Text classifiers analyse natural language to identify classes by using longer pieces of text, rather than just picking out common keywords. Common uses include:
• Topic analysis to identify themes or the topics present in text. For example, a chatbot that provides support to customers will need to “classify” the issue that the customer is having, so that it can then provide appropriate support such as directing the customer to the relevant webpage.
• Sentiment analysis (to detect if the language has a positive or negative tone).
• Spam detection.

### Sound Classifiers

Sound classifiers classify groups of similar or identical sounds. Voice recognition is a common example where systems are trained to recognise individual voices or to recognise commands such as in home automation systems. Another example could be to help research scientists identify species of bird present in an area by recording birdsong. BirdNet is a project where you can try this out for yourself on the BirdNet project website.

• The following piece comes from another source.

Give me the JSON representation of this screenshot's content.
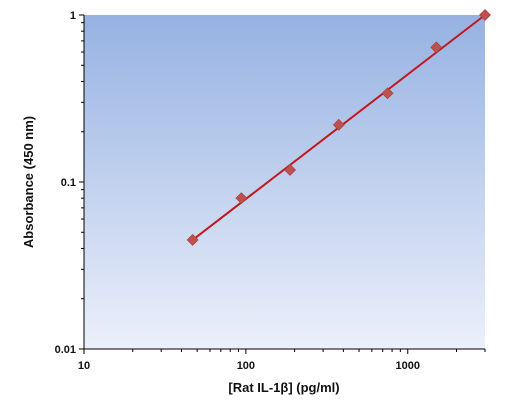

### Limitations of Data Classification

It’s worth noting that the main limitations of using classification algorithms for machine learning are that the accuracy of the prediction depends on:
• The existence of the appropriate labels. If data is fed into the system that doesn’t fit into one of the categories, then the prediction will always be inaccurate.
• The training data all being correctly labelled. In some instances, this might be a subjective decision (such as in the case of sentiment analysis). The more subjective the training data, the more likely any new data will be incorrectly classified.
• Using a good spread of training data that represents the full range of inputs that the model will have to classify.
In essence, creating lots of high quality training data takes a lot of time and effort.

Pick one of the types of classification (images, sound, or text), and find another example online of a use for these types of algorithms.
• Explain the example as best you can
• What classes do you think it identifies?